不同植被恢复模式下土壤矿化碳也不尽相同,圆柏可使土壤矿化碳显著增加。圆柏的存活率较高,地表枯落物厚度大,组成成分较复杂[32];另一方面是植被覆盖不同致使进入土壤的凋落物存在差异。圆柏根际丛枝菌根真菌侵染率较其他矿区植物高[33],加速了土壤中氮素的固定[34],有利于土壤有机碳的矿化[35],凋落物进入土壤后,会促进土壤有机碳矿化,其矿化过程特征与植物残体分解过程特征相似。另外,圆柏的侧根根系发达,导致土壤有机碳矿化有所差异[36]。
研究表明乔木+草本植被恢复模式下土壤水分对土壤有机碳动态影响更加明显。从表4可以看出,2016年与2015年相比,乔灌木生存情况较差,原因是2016年降水量较少,气温较高,不利于乔灌木生长,但草本植物数量的增加,导致土壤有机碳的上升[27];2017年降水较多,降雨较集中,水土流失较严重,气温低,植被的生存率大幅下降,不利于土壤有机碳的积累。本实验是在野外自然条件下进行的,自然群落受到的温度、降水、日照等因素不确定,人为干预较少,受控实验的人为性和野外观测的自然性是造成研究差异的主要原因[37]。
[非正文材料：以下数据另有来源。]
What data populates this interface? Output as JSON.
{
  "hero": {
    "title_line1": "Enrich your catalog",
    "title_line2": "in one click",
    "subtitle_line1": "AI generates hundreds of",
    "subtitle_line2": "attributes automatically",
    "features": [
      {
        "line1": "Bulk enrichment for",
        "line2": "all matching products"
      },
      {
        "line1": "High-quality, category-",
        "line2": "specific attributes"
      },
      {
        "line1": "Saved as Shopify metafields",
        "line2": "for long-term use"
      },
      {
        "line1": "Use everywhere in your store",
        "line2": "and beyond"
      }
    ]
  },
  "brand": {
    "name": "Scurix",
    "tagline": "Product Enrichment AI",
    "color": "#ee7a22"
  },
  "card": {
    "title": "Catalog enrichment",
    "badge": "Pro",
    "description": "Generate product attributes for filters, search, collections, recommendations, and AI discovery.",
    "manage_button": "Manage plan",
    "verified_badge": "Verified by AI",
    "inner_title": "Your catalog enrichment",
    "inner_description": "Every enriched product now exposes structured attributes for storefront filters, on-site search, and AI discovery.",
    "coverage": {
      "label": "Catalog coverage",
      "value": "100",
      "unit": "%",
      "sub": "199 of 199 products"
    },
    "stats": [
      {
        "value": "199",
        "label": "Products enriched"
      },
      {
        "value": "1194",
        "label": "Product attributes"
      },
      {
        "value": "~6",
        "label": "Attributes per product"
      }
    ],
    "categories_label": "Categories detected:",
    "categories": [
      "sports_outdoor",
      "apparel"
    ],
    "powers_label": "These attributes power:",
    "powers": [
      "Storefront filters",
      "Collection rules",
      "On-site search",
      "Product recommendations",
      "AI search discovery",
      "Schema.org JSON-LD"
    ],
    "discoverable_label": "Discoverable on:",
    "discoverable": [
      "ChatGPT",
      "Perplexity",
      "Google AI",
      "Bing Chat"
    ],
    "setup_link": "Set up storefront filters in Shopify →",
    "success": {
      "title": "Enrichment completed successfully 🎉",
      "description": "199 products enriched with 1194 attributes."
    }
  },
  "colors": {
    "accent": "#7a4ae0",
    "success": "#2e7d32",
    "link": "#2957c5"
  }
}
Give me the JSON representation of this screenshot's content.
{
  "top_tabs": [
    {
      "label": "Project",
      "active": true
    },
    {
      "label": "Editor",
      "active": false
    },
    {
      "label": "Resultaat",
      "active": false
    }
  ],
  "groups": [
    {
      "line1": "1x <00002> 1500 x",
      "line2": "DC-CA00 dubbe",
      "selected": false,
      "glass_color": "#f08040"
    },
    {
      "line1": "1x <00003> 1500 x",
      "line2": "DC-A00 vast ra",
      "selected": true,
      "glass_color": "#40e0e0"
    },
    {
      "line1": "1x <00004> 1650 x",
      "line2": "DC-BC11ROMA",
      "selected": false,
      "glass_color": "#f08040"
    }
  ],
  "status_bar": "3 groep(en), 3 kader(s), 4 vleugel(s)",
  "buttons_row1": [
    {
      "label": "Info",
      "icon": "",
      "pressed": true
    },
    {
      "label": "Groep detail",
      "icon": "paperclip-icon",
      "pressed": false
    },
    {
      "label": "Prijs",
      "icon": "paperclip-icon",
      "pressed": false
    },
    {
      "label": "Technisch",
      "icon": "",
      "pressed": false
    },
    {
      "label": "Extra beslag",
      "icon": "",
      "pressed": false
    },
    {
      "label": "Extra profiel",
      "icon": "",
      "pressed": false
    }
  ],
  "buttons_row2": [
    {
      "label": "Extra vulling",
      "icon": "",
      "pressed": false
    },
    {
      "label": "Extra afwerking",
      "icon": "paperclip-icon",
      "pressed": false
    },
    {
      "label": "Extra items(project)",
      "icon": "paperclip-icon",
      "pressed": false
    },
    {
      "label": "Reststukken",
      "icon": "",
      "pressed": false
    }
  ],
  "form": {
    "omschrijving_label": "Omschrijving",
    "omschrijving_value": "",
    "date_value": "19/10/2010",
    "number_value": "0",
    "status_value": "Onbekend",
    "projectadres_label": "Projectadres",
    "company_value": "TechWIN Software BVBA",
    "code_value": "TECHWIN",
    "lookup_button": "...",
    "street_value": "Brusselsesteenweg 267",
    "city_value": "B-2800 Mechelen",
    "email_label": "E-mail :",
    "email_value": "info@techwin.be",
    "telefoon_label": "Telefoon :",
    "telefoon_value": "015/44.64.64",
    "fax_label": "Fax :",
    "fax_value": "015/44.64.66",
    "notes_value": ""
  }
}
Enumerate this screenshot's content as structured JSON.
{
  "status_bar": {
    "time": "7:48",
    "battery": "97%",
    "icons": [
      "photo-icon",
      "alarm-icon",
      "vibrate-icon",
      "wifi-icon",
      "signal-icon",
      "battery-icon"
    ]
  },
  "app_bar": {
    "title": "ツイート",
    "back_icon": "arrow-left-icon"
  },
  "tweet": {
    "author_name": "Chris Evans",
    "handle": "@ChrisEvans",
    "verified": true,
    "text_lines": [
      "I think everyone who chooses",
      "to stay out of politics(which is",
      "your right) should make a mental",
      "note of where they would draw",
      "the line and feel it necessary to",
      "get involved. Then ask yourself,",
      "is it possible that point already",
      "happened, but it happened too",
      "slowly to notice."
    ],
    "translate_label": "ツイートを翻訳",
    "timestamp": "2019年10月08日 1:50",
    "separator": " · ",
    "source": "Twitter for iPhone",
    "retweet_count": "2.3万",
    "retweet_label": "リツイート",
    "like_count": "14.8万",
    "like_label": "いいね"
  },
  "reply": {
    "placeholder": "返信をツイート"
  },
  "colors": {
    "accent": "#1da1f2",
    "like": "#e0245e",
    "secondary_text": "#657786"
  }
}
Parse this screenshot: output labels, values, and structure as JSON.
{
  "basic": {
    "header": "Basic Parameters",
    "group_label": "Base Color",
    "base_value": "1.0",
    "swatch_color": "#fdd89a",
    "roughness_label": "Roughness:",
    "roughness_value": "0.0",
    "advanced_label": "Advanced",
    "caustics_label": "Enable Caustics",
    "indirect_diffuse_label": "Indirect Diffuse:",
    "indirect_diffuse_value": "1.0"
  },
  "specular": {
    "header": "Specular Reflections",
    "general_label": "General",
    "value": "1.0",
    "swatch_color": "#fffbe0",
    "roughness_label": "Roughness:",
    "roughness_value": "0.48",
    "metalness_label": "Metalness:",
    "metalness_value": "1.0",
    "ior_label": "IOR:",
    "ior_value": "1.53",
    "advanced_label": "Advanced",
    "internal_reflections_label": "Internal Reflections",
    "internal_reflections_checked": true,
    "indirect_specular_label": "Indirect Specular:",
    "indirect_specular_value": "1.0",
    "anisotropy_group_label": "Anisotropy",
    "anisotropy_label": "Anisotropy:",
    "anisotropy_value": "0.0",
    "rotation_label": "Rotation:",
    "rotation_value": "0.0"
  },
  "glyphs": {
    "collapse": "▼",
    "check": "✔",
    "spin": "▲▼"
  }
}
随着时间推移,物种丰富度、Pielou均匀度指数、Shannon-Wiener指数与土壤有机碳、矿化碳变化趋势保持一致,说明物种多样性的增加及优势物种有利于土壤碳的固定。植被恢复能够促进更多植物凋落物的进入,随时间推移从而增加碳的输入,导致更多的土壤碳积累[38]。在植被恢复过程中,土壤有机碳影响植物的生长,土壤有机碳、矿化碳又受植被影响[39],也导致了土壤酶活性差异[40-41]。植物根系的生长延伸,可以使土壤得到疏松,土壤团聚体稳定性增加,为土壤动物、微生物提供良好的生存条件,提高了土壤中碳含量[33]。
土壤矿化碳与均匀度指数相关程度较高,主要原因可能是土壤结构受到不同类型植物的根系的影响,植物根系可以改变土壤团粒结构,提高土壤有机碳与矿化碳含量[3]。Pielou均匀度指数高的样方植物分布较均匀,植物根系生长情况好。发达的根系周边微生物活性高,使得土壤矿化碳量高。
本研究表明,人工植被恢复能显著提高矿区废弃地的土壤有机碳含量,植被恢复模式、温度和降水对土壤的碳固定有显著影响。人工植被恢复能够对土壤的碳固定起到积极作用。0~20 cm土层有机碳显著高于20~40 cm土层有机碳含量。乔木+灌木+草本搭配模式有利于土壤有机碳的固定,圆柏在矿区复垦存活率较高,恢复初期应以圆柏为主的乔木+灌木+草本搭配模式。植被恢复模式下土壤深度越深,则有机碳含量较低;植被通过增加土壤表层植物凋落物和促进微生物活性增加土壤有机碳的固定。